Bakanlık kapısına kilit vurulmasını kendi korumasının talep ettiğine dair iddia gündeme gelince “Ben zaten içeri girmeyecektim çünkü randevu verilmemişti” dedi.
Sonra CHP heyetinde milletvekilleri de olduğu için, devlet kurumlarının randevu vermemesini Meclis Başkanı’nın da eleştirmesi gerektiğini öne sürdü.

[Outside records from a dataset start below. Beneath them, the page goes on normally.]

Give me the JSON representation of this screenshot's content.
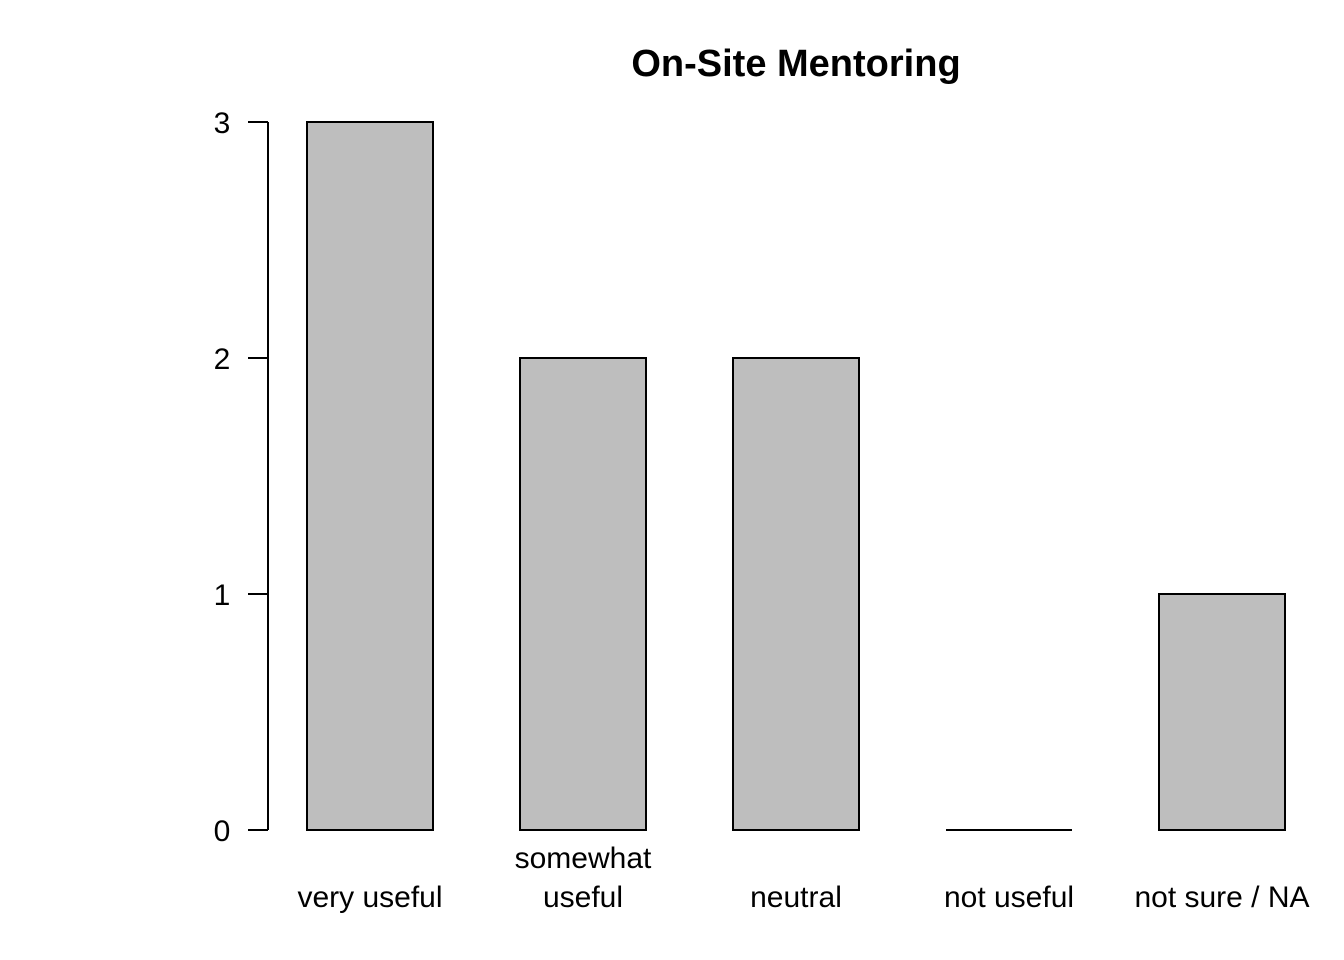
{
  "chart_data": {
    "type": "bar",
    "title": "On-Site Mentoring",
    "categories": [
      [
        "very useful"
      ],
      [
        "somewhat",
        "useful"
      ],
      [
        "neutral"
      ],
      [
        "not useful"
      ],
      [
        "not sure / NA"
      ]
    ],
    "values": [
      3,
      2,
      2,
      0,
      1
    ],
    "ylim": [
      0,
      3
    ],
    "yticks": [
      0,
      1,
      2,
      3
    ],
    "xlabel": "",
    "ylabel": "",
    "grid": false,
    "colors": {
      "bar_fill": "#bebebe",
      "bar_stroke": "#000000"
    }
  }
}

TÜİK’e alınmamasını da hatırlatarak “Bırakın ana muhalefeti, genel başkanlığı, bir milletvekili bir yere gidecek, siz kapıyı kapatıyorsunuz. Tepkiyi TBMM Başkanı'nın göstermesi lazım. Niye gösteremedi? Çünkü saraydan talimat alması lazımdı tepki göstermesi için” dedi.

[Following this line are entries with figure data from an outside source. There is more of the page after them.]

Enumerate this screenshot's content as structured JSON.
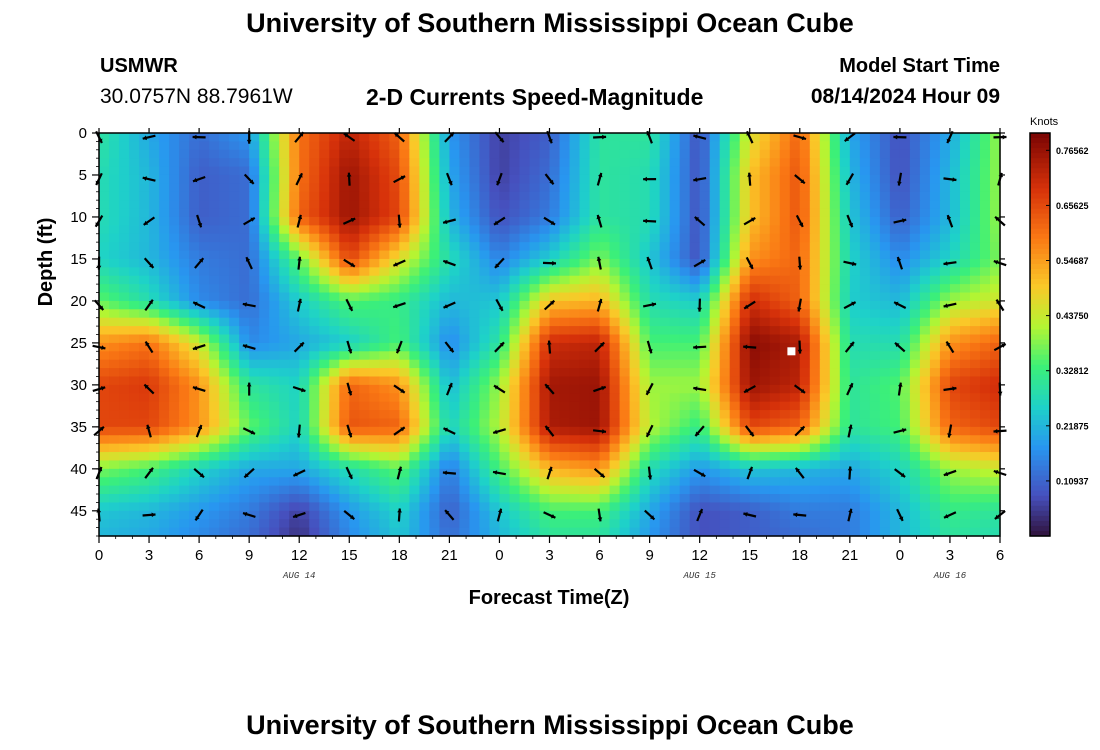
{
  "header": {
    "title": "University of Southern Mississippi Ocean Cube",
    "station": "USMWR",
    "coords": "30.0757N  88.7961W",
    "product": "2-D Currents Speed-Magnitude",
    "model_start_label": "Model Start Time",
    "model_start_value": "08/14/2024 Hour 09"
  },
  "footer": {
    "title": "University of Southern Mississippi Ocean Cube"
  },
  "chart_data": {
    "type": "heatmap",
    "title": "2-D Currents Speed-Magnitude",
    "xlabel": "Forecast Time(Z)",
    "ylabel": "Depth (ft)",
    "x_ticks": [
      "0",
      "3",
      "6",
      "9",
      "12",
      "15",
      "18",
      "21",
      "0",
      "3",
      "6",
      "9",
      "12",
      "15",
      "18",
      "21",
      "0",
      "3",
      "6"
    ],
    "date_labels": [
      {
        "hour_index": 12,
        "label": "AUG 14"
      },
      {
        "hour_index": 36,
        "label": "AUG 15"
      },
      {
        "hour_index": 51,
        "label": "AUG 16"
      }
    ],
    "x_range_hours": [
      0,
      54
    ],
    "y_ticks": [
      0,
      5,
      10,
      15,
      20,
      25,
      30,
      35,
      40,
      45
    ],
    "y_range_ft": [
      0,
      48
    ],
    "colorbar": {
      "label": "Knots",
      "range": [
        0,
        0.8
      ],
      "ticks": [
        "0.76562",
        "0.65625",
        "0.54687",
        "0.43750",
        "0.32812",
        "0.21875",
        "0.10937"
      ],
      "tick_values": [
        0.76562,
        0.65625,
        0.54687,
        0.4375,
        0.32812,
        0.21875,
        0.10937
      ],
      "colormap": "turbo"
    },
    "marker": {
      "hour": 41.5,
      "depth_ft": 26
    },
    "sample_hours": [
      0,
      3,
      6,
      9,
      12,
      15,
      18,
      21,
      24,
      27,
      30,
      33,
      36,
      39,
      42,
      45,
      48,
      51,
      54
    ],
    "sample_depths_ft": [
      0,
      5,
      10,
      15,
      20,
      25,
      30,
      35,
      40,
      45,
      48
    ],
    "speed_knots": [
      [
        0.3,
        0.2,
        0.12,
        0.18,
        0.6,
        0.72,
        0.62,
        0.18,
        0.06,
        0.1,
        0.3,
        0.3,
        0.08,
        0.45,
        0.62,
        0.2,
        0.08,
        0.2,
        0.4
      ],
      [
        0.28,
        0.22,
        0.1,
        0.12,
        0.6,
        0.76,
        0.65,
        0.2,
        0.06,
        0.12,
        0.3,
        0.28,
        0.08,
        0.5,
        0.64,
        0.22,
        0.08,
        0.22,
        0.4
      ],
      [
        0.28,
        0.22,
        0.1,
        0.12,
        0.62,
        0.76,
        0.66,
        0.22,
        0.08,
        0.14,
        0.3,
        0.28,
        0.08,
        0.5,
        0.64,
        0.24,
        0.1,
        0.22,
        0.4
      ],
      [
        0.26,
        0.22,
        0.14,
        0.12,
        0.36,
        0.66,
        0.46,
        0.28,
        0.15,
        0.25,
        0.38,
        0.24,
        0.08,
        0.56,
        0.62,
        0.26,
        0.16,
        0.26,
        0.38
      ],
      [
        0.36,
        0.28,
        0.16,
        0.12,
        0.25,
        0.35,
        0.32,
        0.22,
        0.24,
        0.5,
        0.52,
        0.28,
        0.25,
        0.7,
        0.62,
        0.25,
        0.22,
        0.4,
        0.45
      ],
      [
        0.56,
        0.6,
        0.44,
        0.16,
        0.2,
        0.25,
        0.34,
        0.16,
        0.3,
        0.7,
        0.72,
        0.34,
        0.34,
        0.78,
        0.74,
        0.28,
        0.28,
        0.56,
        0.62
      ],
      [
        0.66,
        0.68,
        0.56,
        0.3,
        0.26,
        0.62,
        0.56,
        0.22,
        0.4,
        0.75,
        0.76,
        0.4,
        0.4,
        0.76,
        0.72,
        0.3,
        0.35,
        0.66,
        0.7
      ],
      [
        0.66,
        0.66,
        0.56,
        0.36,
        0.26,
        0.64,
        0.62,
        0.26,
        0.42,
        0.74,
        0.76,
        0.42,
        0.32,
        0.66,
        0.62,
        0.3,
        0.34,
        0.62,
        0.66
      ],
      [
        0.38,
        0.34,
        0.26,
        0.2,
        0.2,
        0.28,
        0.36,
        0.14,
        0.34,
        0.52,
        0.56,
        0.28,
        0.18,
        0.24,
        0.22,
        0.2,
        0.26,
        0.4,
        0.44
      ],
      [
        0.24,
        0.22,
        0.18,
        0.14,
        0.06,
        0.18,
        0.26,
        0.1,
        0.24,
        0.34,
        0.34,
        0.2,
        0.08,
        0.1,
        0.14,
        0.14,
        0.22,
        0.32,
        0.3
      ],
      [
        0.22,
        0.2,
        0.16,
        0.12,
        0.04,
        0.16,
        0.24,
        0.12,
        0.22,
        0.3,
        0.3,
        0.18,
        0.08,
        0.1,
        0.12,
        0.14,
        0.22,
        0.3,
        0.28
      ]
    ]
  }
}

Bunun üzerine Meclis Başkanı Prof. Dr. Mustafa Şentop yayına bağlandı. Söze “Siyasi partilerin genel başkanlarıyla günlük siyasi polemiğe girmem” diyerek başladı ve “Ben TBMM Başkanı'yım ve hukukçuyum. Bir milletvekilinin Anayasa ve içtüzükten kaynaklanan haklarının neler olduğunu, haklarla ilgili sorun yaşandığında Meclis Başkanı’nın ne zaman, hangi enstrümanlarla müdahale edeceğini gayet iyi biliyorum. Ama Meclis Başkanı milletvekillerinin her türlü taleplerini karşılayacak bir makamda değildir” ifadesini kullandı.
Doğrusu Şentop’un sözleri bana da mantıklı geldi.

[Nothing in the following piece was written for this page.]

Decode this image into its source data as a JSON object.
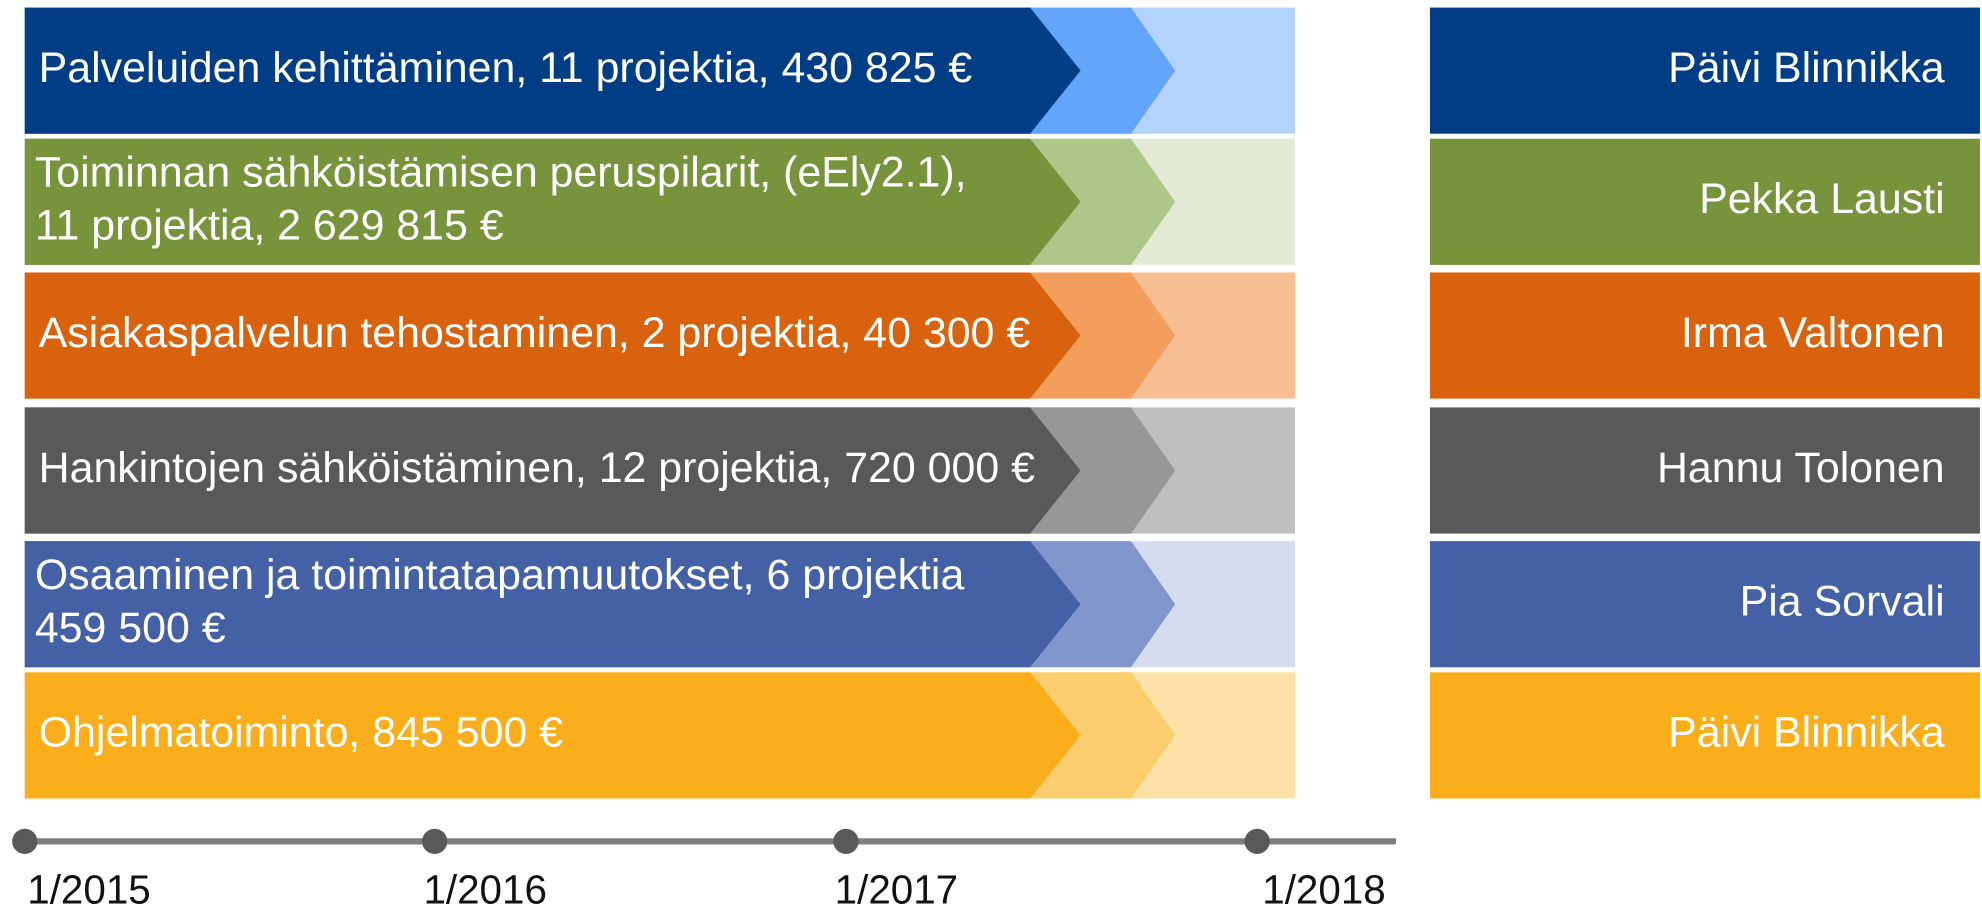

CHP yetkilileri çeşitli kurumlardan ani randevular istiyor, verilmediğinde de 24 saat bile beklemeden kapısında açıklama yapıyorsa bu siyasi bir eylemdir.
Randevu vermeyen kurumları siyasi kaygıyla hareket ettiği gerekçesiyle eleştirebiliriz.
Bir ülkenin ana muhalefet lideri yanında milletvekili heyetiyle bir kurumdan randevu istiyorsa o randevu verilmelidir. Bu, asgari nezaketin de gereğidir.
Fakat milletvekillerinin alınmadığı yer TBMM değilken, konunun yasama ile ilişkisi yokken, yaşam hakkına veya kürsü dokunulmazlığına müdahale eden bir durum da söz konusu değilken Meclis Başkanı niye tepki göstersin?
Geçen söylediğimi tekrar edeyim; Kılıçdaroğlu’nun Merkez Bankası’na yaptığı ziyaret yerli yerine oturmuştu. Fakat TÜİK ve MEB baskınları gündem yaratsa bile amaç üzüm yemekten ziyade bağcıyı dövmekmiş gibi bir izlenim uyandırdı.
Kemal Bey kusura bakmasın ama bu sefer Şentop haklıydı.